La Somalie et l’Érythrée ont adopté une rhétorique similaire. Ali Omar, le ministre des affaires étrangères de la Somalie, a affirmé que la souveraineté de son pays était « sacro-sainte et ne pouvait être discutée ». Les trois pays ont souligné qu’ils ne pouvaient pas envisager de négocier quoi que ce soit mettant en cause leur souveraineté territoriale.
En 1993, l’Érythrée a acquis son indépendance de l’Éthiopie, mais cela a entraîné la perte de sa façade maritime. Dès lors, l’Éthiopie est devenue un pays enclavé, dépourvu de tout accès à la mer. Elle partage désormais des frontières avec l’Érythrée, la Somalie et Djibouti, qui ont tous un accès à la mer Rouge.
La mer Rouge joue un rôle cruciale dans l’économie mondiale, étant l’une des trois principales voies maritimes mondiales. C’est un passage stratégique entre l’Europe et l’Asie, avec 40 % du trafic maritime mondial. Un accès à la mer Rouge pour l’Éthiopie aurait un impact significatif sur son développement économique, surtout que ses besoins augmentent drastiquement de même que sa démographie.
Depuis l’indépendance de l’Érythrée, L’Éthiopie dépend du port de Djibouti pour ses activités commerciales et verse une redevance pour son utilisation. Cependant, le simple fait d’utiliser le port de Djibouti leur coûte 2 milliards de dollars par an, ce que l’Éthiopie ne considère plus comme une alternative viable.
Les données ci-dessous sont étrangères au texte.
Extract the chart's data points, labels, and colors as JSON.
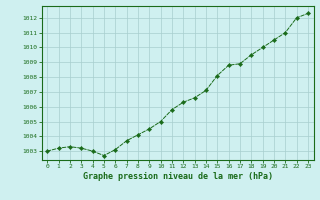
{
  "x": [
    0,
    1,
    2,
    3,
    4,
    5,
    6,
    7,
    8,
    9,
    10,
    11,
    12,
    13,
    14,
    15,
    16,
    17,
    18,
    19,
    20,
    21,
    22,
    23
  ],
  "y": [
    1003.0,
    1003.2,
    1003.3,
    1003.2,
    1003.0,
    1002.7,
    1003.1,
    1003.7,
    1004.1,
    1004.5,
    1005.0,
    1005.8,
    1006.3,
    1006.6,
    1007.1,
    1008.1,
    1008.8,
    1008.9,
    1009.5,
    1010.0,
    1010.5,
    1011.0,
    1012.0,
    1012.3
  ],
  "line_color": "#1a6b1a",
  "marker": "D",
  "marker_size": 2.2,
  "bg_color": "#cff0f0",
  "grid_color": "#a8cece",
  "xlabel": "Graphe pression niveau de la mer (hPa)",
  "xlabel_color": "#1a6b1a",
  "tick_color": "#1a6b1a",
  "ylim_min": 1002.4,
  "ylim_max": 1012.8,
  "yticks": [
    1003,
    1004,
    1005,
    1006,
    1007,
    1008,
    1009,
    1010,
    1011,
    1012
  ],
  "xticks": [
    0,
    1,
    2,
    3,
    4,
    5,
    6,
    7,
    8,
    9,
    10,
    11,
    12,
    13,
    14,
    15,
    16,
    17,
    18,
    19,
    20,
    21,
    22,
    23
  ],
  "spine_color": "#1a6b1a",
  "tick_fontsize": 4.5,
  "xlabel_fontsize": 6.0,
  "linewidth": 0.7
}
Aujourd’hui, l’Éthiopie souhaite, en essayant de négocier avec ces trois pays, retrouver une certaine autonomie et développer son économie par ses propres moyens. Selon Abiy Ahmed, l’accès à la mer Rouge déterminera le destin de l’Éthiopie entre le développement ou le déclin.
Un accès à la mer qui profite à tous ?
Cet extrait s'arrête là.